Big Boy – Charlotte Cardin

Sorti le 15 juillet 2016

Une autre qui a été découverte par La Voix, Charlotte Cardin a été remarquée très vite pour sa voix très singulière, du moins au Québec. Elle a attendu quelques années avant de lancer Big Boy, un premier EP, pour trouver sa véritable signature. Il semblerait qu’elle opte pour une signature pop fortement teintée de RnB.

Le début est plutôt doux avec la chanson-titre Big Boy. On y entend la chanteuse qui chante en s’accompagnant au piano. Dès que l’ambiance est installée, on y ajoute un beat près du RnB, voire trip-hop. Cela nous place dans son registre, mais n’impressionne pas outre mesure. On est déjà plus impressionnés par Like It Doesn’t Hurt, au refrain bien plus mémorable. Une partie inclut le Husser, poursuivant la tradition RnB d’ajouter des segments rap dans les chansons. C’est quelque chose qu’on fait encore peu ici, mais qui est surutilisé depuis longtemps aux États-Unis…

Puis vient Dirty Dirty. Plus constante dans son énergie et plus solide au niveau des mélodies mémorables, elle sort résolument du lot pour sa force. Dirty Dirty vise tellement dans le mille qu’on en oubliera l’existence de Talk Talk, malgré un build-up bien construit à l’approche de la fin.

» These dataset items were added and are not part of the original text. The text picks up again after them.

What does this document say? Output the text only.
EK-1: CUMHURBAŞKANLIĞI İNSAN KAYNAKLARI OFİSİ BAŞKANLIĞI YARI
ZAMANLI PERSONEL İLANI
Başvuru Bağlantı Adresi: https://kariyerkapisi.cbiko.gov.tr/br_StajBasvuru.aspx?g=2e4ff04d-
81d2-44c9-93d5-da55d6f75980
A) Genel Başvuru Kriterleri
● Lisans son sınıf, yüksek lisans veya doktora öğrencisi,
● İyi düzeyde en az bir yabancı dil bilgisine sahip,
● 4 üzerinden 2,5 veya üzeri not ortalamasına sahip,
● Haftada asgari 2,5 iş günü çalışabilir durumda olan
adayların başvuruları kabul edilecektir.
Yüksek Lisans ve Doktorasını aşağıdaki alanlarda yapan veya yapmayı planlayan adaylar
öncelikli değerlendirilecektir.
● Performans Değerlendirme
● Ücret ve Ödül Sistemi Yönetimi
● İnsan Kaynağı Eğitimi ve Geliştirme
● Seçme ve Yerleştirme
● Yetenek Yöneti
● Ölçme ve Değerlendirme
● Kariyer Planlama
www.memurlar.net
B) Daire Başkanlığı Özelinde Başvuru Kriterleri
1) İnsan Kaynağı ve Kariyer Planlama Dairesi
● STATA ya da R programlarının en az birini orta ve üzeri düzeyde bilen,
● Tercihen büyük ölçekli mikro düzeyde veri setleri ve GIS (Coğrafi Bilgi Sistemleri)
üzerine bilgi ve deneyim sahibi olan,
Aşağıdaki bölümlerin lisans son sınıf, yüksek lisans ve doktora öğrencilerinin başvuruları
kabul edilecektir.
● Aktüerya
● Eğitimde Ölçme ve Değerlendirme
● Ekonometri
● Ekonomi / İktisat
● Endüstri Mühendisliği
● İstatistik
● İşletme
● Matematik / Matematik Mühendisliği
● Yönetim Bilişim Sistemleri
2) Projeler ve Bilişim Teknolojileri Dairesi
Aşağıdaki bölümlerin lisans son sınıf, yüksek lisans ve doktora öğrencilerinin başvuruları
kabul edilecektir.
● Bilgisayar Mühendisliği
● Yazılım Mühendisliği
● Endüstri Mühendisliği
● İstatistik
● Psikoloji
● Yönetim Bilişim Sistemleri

Après quatre pistes, on tombe dans la portion francophone du EP. Commençons par Les échardes. Si, en anglais, la voix de Cardin semble difficile à comparer à qui que ce soit dans notre répertoire québécois, en français elle rappelle vaguement le timbre de Cœur de Pirate. Il faut aussi reconnaître que si les thèmes des chansons en anglais n’ont rien de bien impressionnants, c’est encore plus évident et presque dérangeant dans Les échardes. Reste Faufile, aussi en français, qui termine le EP. En formule piano-voix, on s’offre la sobriété pour finir. Un bon choix, même si cette ballade pop n’est pas tout à fait représentative du reste du EP.

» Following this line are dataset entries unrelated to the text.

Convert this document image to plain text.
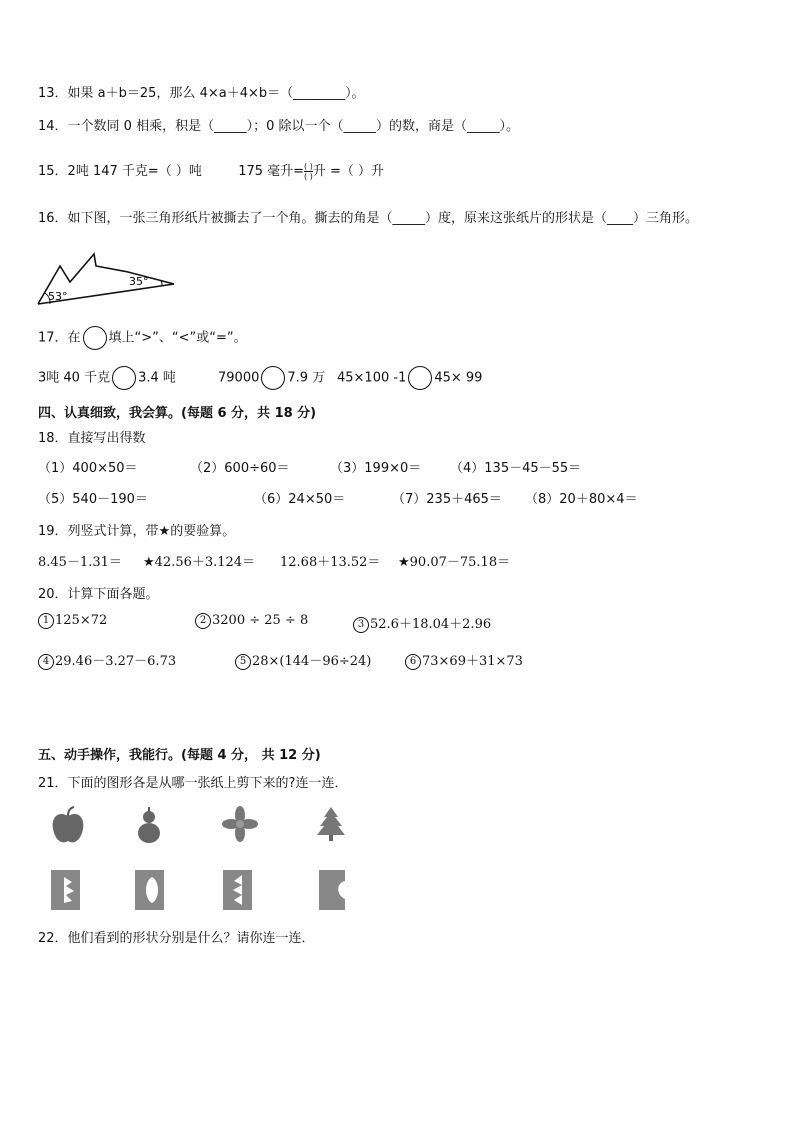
13．如果 a＋b＝25，那么 4×a＋4×b＝（________）。
14．一个数同 0 相乘，积是（_____）；0 除以一个（_____）的数，商是（_____）。
15．2吨 147 千克=（ ）吨	175 毫升= $\frac{( )}{( )}$ 升 =（ ）升
16．如下图，一张三角形纸片被撕去了一个角。撕去的角是（_____）度，原来这张纸片的形状是（____）三角形。
53°
35°
17．在 填上“>”、“<”或“=”。
3吨 40 千克 3.4 吨	79000 7.9 万 45×100 -1 45× 99
四、认真细致，我会算。(每题 6 分，共 18 分)
18．直接写出得数
（1）400×50＝	（2）600÷60＝	（3）199×0＝ （4）135－45－55＝
（5）540－190＝	（6）24×50＝	（7）235＋465＝ （8）20＋80×4＝
19．列竖式计算，带★的要验算。
8.45－1.31＝ ★42.56＋3.124＝ 12.68＋13.52＝ ★90.07－75.18＝
20．计算下面各题。
1 125×72	2 3200 ÷ 25 ÷ 8	3 52.6＋18.04＋2.96
4 29.46－3.27－6.73	5 28×(144－96÷24)	6 73×69＋31×73
五、动手操作，我能行。(每题 4 分， 共 12 分)
21．下面的图形各是从哪一张纸上剪下来的?连一连．
22．他们看到的形状分别是什么？请你连一连．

Malgré ses 6 pistes, Big Boy est un EP de 18 minutes qui paraît en durant 12, tellement il s’écoute vite. Si toutes les pistes ne passeront pas nécessairement à l’histoire, l’ensemble, lui, marque un début en lion pour la jeune auteure-compositrice-interprète, qui a lancé le mini-album à l’âge de 21 ans. Au moment d’écrire ces lignes, il n’y avait toujours pas d’album complet à se mettre sous la dent pour vérifier la capacité de Charlotte Cardin à se défendre avec un projet plus vaste. Le suspense reste entier, mais les attentes sont bien présentes. À suivre de près, très bientôt.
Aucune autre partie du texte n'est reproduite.